Das ist ja noch schlimmer. Was haben die zu angeln. Als Skipper habe ich mich um die Gäste und ihre Sicherheit zu kümmern. Das ist ja wohl die Spitze. Ihr habt denen jetzt noch ihren Angeltripp finanziert oder wie. Da kann ich nur mit dem Kopf schütteln!


----------



## Andreas Michael (22. Juni 2003)

Na super mehr ist wohl nicht zu sagen, ein glück das ich nicht mit war sonst hätte es wohl fürchterlichen stress gegeben, denn sowie ich das seh habt Ihr den gechartert und somit habt Ihr das recht bzw. das sagen wo und was gemacht wird zumindest in einen gewissen Rahmen ( sprich fahr mal auf die tiefe oder wie auch immer) denn bei Charter ist es so das der Käpten nur als gewöhnlicher skipper fährt da er den Schein zum führen eines Bootes hat mehr nicht. Naja jeder sollte auch mal die andere Seite der Boots charter kennen gelernt haben.


----------



## Thomas9904 (23. Juni 2003)

Die andere Seite: Als Chartercrew ist man auch haftbar, wenn was passiert. Selbst wenn ein Skipper an Board ist, haftet letztlich der Charterer als Verantwortlicher. Oder andersrum:  Wer sich auf See nicht auskennt und ein solches Angebot wahrnimmt, sollte sich über mögliche Konsequenzen klar sein.


----------



## Andreas Michael (23. Juni 2003)

Tja da hast Du recht @ Thomas9904 was ich aber annehme das dies dann im Charter vertrag steht, und diesen sollte man sich vor abfahrt genau durchlesen, dann weiss man auch was auf einem zukommt.

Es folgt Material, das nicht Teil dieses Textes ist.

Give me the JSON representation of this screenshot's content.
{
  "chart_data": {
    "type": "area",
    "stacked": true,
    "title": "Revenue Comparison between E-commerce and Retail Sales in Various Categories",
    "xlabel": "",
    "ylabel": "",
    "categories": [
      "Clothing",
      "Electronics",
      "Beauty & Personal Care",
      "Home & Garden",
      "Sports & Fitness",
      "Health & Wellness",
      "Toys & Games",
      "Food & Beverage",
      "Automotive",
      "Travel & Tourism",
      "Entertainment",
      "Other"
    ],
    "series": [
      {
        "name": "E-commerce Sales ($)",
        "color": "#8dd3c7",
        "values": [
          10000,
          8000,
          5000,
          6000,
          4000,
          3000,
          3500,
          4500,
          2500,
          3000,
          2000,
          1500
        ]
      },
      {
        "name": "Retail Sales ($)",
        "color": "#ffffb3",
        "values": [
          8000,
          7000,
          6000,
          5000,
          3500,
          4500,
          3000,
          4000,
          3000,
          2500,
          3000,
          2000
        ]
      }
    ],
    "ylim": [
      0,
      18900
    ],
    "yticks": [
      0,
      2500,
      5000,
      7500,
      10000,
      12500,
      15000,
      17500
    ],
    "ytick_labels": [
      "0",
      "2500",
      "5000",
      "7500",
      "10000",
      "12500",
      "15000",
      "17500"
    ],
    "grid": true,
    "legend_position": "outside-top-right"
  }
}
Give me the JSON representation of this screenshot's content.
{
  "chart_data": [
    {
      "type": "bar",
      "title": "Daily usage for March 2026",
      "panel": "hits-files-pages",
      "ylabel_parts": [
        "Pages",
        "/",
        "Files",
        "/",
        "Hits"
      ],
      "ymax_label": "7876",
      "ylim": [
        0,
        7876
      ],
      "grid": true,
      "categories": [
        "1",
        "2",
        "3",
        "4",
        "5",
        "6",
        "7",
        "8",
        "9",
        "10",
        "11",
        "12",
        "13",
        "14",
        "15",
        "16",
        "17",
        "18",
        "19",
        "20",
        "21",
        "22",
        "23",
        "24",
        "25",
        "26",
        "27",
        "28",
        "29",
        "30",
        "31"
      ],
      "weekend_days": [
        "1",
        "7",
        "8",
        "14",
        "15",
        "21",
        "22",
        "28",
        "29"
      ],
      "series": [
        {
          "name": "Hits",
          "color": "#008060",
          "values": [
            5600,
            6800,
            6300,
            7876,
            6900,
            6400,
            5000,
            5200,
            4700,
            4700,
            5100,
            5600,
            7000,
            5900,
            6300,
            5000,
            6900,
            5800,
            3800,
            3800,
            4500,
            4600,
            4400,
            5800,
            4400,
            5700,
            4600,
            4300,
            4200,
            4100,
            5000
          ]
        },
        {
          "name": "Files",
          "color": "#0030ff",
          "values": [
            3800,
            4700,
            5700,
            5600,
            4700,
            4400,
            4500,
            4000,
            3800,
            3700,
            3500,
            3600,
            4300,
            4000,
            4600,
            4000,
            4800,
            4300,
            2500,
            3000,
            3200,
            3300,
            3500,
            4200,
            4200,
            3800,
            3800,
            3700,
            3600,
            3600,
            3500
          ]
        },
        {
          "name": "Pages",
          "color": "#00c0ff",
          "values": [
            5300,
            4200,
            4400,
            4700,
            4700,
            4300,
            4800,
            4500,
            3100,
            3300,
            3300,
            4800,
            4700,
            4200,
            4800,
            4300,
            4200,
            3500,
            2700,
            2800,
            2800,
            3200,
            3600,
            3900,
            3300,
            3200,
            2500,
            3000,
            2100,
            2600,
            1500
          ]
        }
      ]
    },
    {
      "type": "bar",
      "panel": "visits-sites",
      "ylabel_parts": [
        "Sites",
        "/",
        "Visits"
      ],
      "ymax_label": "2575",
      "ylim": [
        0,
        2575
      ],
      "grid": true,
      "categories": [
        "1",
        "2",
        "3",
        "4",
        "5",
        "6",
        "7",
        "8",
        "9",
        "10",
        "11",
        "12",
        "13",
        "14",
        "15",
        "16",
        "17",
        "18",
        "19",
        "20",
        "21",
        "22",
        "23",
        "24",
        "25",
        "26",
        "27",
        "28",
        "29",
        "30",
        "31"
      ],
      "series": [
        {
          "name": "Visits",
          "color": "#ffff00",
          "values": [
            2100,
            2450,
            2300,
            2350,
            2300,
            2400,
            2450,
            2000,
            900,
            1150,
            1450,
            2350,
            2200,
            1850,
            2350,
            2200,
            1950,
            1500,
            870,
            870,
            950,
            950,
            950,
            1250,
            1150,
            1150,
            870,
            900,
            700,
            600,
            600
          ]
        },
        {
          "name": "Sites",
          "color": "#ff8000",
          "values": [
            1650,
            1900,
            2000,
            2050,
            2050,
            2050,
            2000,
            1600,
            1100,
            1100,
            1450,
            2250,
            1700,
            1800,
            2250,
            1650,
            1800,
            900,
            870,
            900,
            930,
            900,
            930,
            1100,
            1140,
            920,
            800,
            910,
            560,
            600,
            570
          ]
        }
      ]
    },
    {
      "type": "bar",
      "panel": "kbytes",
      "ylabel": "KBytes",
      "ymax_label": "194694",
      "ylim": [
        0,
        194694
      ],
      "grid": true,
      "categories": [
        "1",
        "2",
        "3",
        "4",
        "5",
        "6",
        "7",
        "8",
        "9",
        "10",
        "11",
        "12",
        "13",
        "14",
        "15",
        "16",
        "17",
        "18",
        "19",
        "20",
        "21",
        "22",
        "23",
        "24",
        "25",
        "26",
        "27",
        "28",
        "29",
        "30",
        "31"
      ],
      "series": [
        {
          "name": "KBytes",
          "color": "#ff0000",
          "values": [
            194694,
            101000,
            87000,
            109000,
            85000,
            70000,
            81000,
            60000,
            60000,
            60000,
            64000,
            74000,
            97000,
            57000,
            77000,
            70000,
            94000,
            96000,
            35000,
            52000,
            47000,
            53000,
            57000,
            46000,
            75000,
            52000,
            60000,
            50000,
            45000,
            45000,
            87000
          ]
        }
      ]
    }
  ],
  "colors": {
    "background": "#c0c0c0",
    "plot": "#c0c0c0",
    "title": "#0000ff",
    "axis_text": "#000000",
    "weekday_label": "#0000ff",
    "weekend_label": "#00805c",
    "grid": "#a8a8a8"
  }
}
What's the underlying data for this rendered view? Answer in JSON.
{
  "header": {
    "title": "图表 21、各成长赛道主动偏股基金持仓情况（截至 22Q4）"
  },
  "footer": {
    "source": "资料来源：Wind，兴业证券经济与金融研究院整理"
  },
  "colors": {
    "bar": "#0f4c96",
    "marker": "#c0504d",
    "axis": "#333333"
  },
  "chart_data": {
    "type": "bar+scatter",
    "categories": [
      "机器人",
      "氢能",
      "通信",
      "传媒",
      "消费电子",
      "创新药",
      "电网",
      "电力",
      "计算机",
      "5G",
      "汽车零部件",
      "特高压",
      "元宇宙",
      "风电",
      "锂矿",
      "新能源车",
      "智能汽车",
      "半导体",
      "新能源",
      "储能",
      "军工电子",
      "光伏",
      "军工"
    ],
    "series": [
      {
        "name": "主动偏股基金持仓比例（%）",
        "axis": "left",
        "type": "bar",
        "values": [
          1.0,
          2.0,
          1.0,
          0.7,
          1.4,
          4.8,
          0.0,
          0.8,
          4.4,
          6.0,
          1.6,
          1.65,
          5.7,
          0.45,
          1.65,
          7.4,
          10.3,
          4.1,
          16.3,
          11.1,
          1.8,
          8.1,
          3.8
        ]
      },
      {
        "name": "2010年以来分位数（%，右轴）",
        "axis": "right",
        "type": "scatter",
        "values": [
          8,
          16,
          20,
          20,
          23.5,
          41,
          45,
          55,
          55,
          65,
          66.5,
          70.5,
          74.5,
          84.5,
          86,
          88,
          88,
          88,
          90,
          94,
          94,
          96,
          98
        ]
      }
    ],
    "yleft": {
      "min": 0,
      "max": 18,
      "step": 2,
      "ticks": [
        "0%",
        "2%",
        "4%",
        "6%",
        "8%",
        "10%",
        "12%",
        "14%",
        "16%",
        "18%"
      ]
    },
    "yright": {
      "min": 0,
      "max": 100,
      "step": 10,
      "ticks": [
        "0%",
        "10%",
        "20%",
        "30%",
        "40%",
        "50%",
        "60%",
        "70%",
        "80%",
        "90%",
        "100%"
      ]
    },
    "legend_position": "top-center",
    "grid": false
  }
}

Bin mir aber fast sicher das bei dieser Ausfahrt mit sicherheit kein solcher Vertrag geschlossen wurde, diese Ausfahrt denke ich war lediglich eine Taschengeld aufbesserung für den Käpten.


----------



## Bellyboatangler (23. Juni 2003)

Vertrag hatte ich jedenfalls nicht bekommen. Ist jetzt auch egal. Jedenfalls wird der "Kutter" nie wieder von mir gebucht!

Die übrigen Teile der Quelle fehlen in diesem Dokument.